The survey, conducted by Acuiti with Trading Technologies, surveyed 53 executives at prop trading and hedge fund firms, also found, however, that there are unique challenges to markets in that region that must be overcome.
Of those surveyed, 59% were already trading derivatives on markets in APAC with a further 11% set to start doing so – Acuiti says 37% of respondents who traded on markets in APAC said that trading in the region was more profitable than on markets in Europe, a view particularly pronounced among hedge funds.
As far as the challenges are concerned, the primary obstacle appears to be finding the right local partners and understanding local rules. Another major challenge for prop firms was gaining access to regional derivatives markets via their preferred clearing firm.
Technology requirements were lower down the list of challenges. Over the past decade, third-party front office vendors have made substantial investments in expanding connectivity to exchanges in APAC, significantly reducing the cost of entry for their clients when it comes to engaging new markets.
The survey also found, unsurprisingly perhaps, that Japan is the most commonly traded market in the region, followed by Australia and Hong Kong and that Singapore was the easiest market to connect to and China the hardest.

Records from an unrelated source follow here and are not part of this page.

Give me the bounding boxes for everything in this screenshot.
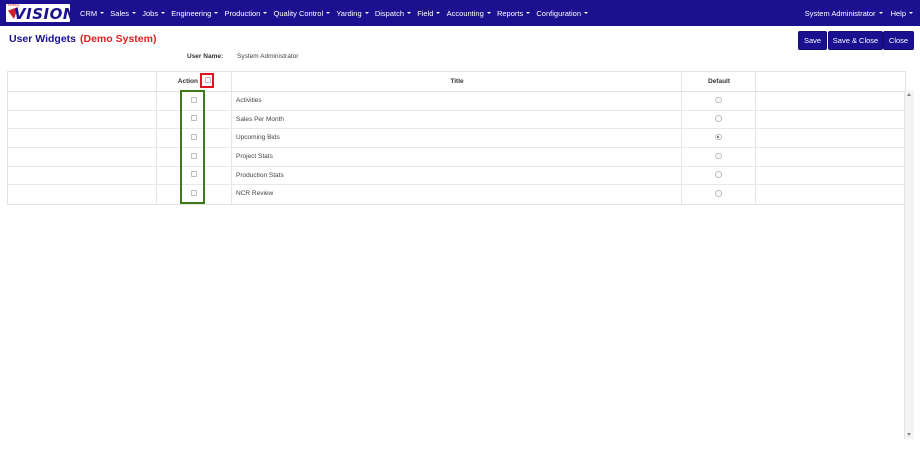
caret-down-icon xyxy=(364,12,369,14)
default-radio[interactable] xyxy=(715,96,722,103)
demo-system-label: (Demo System) xyxy=(80,33,157,45)
default-radio[interactable] xyxy=(715,190,722,197)
menu-dispatch[interactable]: Dispatch xyxy=(375,9,411,18)
menu-label: Engineering xyxy=(171,8,212,18)
menu-sales[interactable]: Sales xyxy=(110,8,137,18)
menu-quality-control[interactable]: Quality Control xyxy=(274,9,331,18)
select-all-highlight xyxy=(200,73,214,88)
caret-down-icon xyxy=(407,12,411,14)
default-radio[interactable] xyxy=(715,152,722,160)
menu-label: Jobs xyxy=(142,8,159,18)
row-title: Sales Per Month xyxy=(236,115,285,123)
menu-field[interactable]: Field xyxy=(417,8,441,18)
help-menu-label: Help xyxy=(890,8,906,18)
menu-label: Production xyxy=(224,8,261,18)
scroll-up-arrow-icon[interactable] xyxy=(907,93,911,96)
default-radio[interactable] xyxy=(715,115,722,122)
caret-down-icon xyxy=(326,12,331,14)
menu-crm[interactable]: CRM xyxy=(80,8,105,18)
menu-engineering[interactable]: Engineering xyxy=(171,8,219,18)
column-header-label: Title xyxy=(450,78,464,85)
menu-label: Field xyxy=(417,8,434,18)
logo-text: VISION xyxy=(14,5,76,23)
caret-down-icon xyxy=(486,12,491,14)
vertical-scrollbar[interactable] xyxy=(904,90,914,439)
menu-jobs[interactable]: Jobs xyxy=(142,8,166,18)
caret-down-icon xyxy=(436,12,441,14)
save-and-close-button[interactable]: Save & Close xyxy=(828,31,883,50)
page-title: User Widgets (Demo System) xyxy=(9,33,156,45)
table-row: Upcoming Bids xyxy=(8,128,905,149)
page-title-text: User Widgets xyxy=(9,33,77,45)
caret-down-icon xyxy=(132,12,137,14)
menu-label: Reports xyxy=(496,8,524,18)
menu-label: Yarding xyxy=(336,8,362,18)
menu-yarding[interactable]: Yarding xyxy=(336,8,369,18)
column-header-title[interactable]: Title xyxy=(232,72,682,91)
save-button[interactable]: Save xyxy=(798,31,827,50)
table-row: Activities xyxy=(8,91,905,111)
menu-reports[interactable]: Reports xyxy=(496,8,531,18)
menu-configuration[interactable]: Configuration xyxy=(536,8,589,18)
close-button[interactable]: Close xyxy=(883,31,914,50)
menu-label: Configuration xyxy=(536,8,582,18)
caret-down-icon xyxy=(909,12,913,14)
caret-down-icon xyxy=(526,12,531,14)
column-header-label: Action xyxy=(177,78,198,85)
top-navbar: MOBILE VISION CRM Sales Jobs Engineering… xyxy=(0,0,920,26)
table-row: Production Stats xyxy=(8,166,905,186)
table-header: Action Title Default xyxy=(8,72,905,92)
menu-label: Dispatch xyxy=(374,8,404,18)
column-header-default[interactable]: Default xyxy=(682,72,756,91)
row-title: Upcoming Bids xyxy=(236,134,280,142)
caret-down-icon xyxy=(214,12,219,14)
menu-label: Sales xyxy=(110,8,130,18)
default-radio[interactable] xyxy=(715,171,722,178)
caret-down-icon xyxy=(161,12,166,14)
row-checkboxes-highlight xyxy=(180,90,205,204)
row-title: Project Stats xyxy=(236,152,273,160)
scroll-down-arrow-icon[interactable] xyxy=(907,433,911,436)
row-title: Activities xyxy=(236,96,262,104)
help-menu[interactable]: Help xyxy=(891,9,913,18)
menu-accounting[interactable]: Accounting xyxy=(447,9,491,18)
user-name-label: User Name: xyxy=(187,53,224,60)
caret-down-icon xyxy=(100,12,105,14)
table-row: Sales Per Month xyxy=(8,110,905,130)
widgets-table: Action Title Default Activities Sales Pe… xyxy=(7,71,906,205)
menu-label: Accounting xyxy=(446,8,484,18)
caret-down-icon xyxy=(263,12,268,14)
table-row: Project Stats xyxy=(8,147,905,167)
caret-down-icon xyxy=(584,12,589,14)
user-menu-label: System Administrator xyxy=(804,8,876,18)
row-title: Production Stats xyxy=(236,171,284,179)
row-title: NCR Review xyxy=(236,190,274,198)
menu-production[interactable]: Production xyxy=(224,8,268,18)
nav-right: System Administrator Help xyxy=(797,0,913,26)
caret-down-icon xyxy=(878,12,883,14)
menu-label: CRM xyxy=(80,8,98,18)
user-menu[interactable]: System Administrator xyxy=(805,9,883,18)
user-name-value: System Administrator xyxy=(237,53,299,60)
main-menu: CRM Sales Jobs Engineering Production Qu… xyxy=(80,0,594,26)
menu-label: Quality Control xyxy=(273,8,324,18)
default-radio-selected[interactable] xyxy=(715,133,722,141)
app-logo[interactable]: MOBILE VISION xyxy=(6,3,75,23)
table-row: NCR Review xyxy=(8,185,905,204)
column-header-label: Default xyxy=(707,78,731,85)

Firms trading Indian onshore markets reported the highest profitability from trading in APAC, and equity futures are seen as the asset class with the most potential in APAC over the next three years.
“APAC is the fastest growing region for listed derivatives trading volumes, and that is fuelling interest in trading in the region among European proprietary trading firms and hedge funds,” says Will Mitting, founder and managing director at Acuiti. “At the same time, many exchanges have invested in technology and processes designed to make it easier for international trading firms to connect and trade. This is creating a virtuous circle of growth that is set to continue.”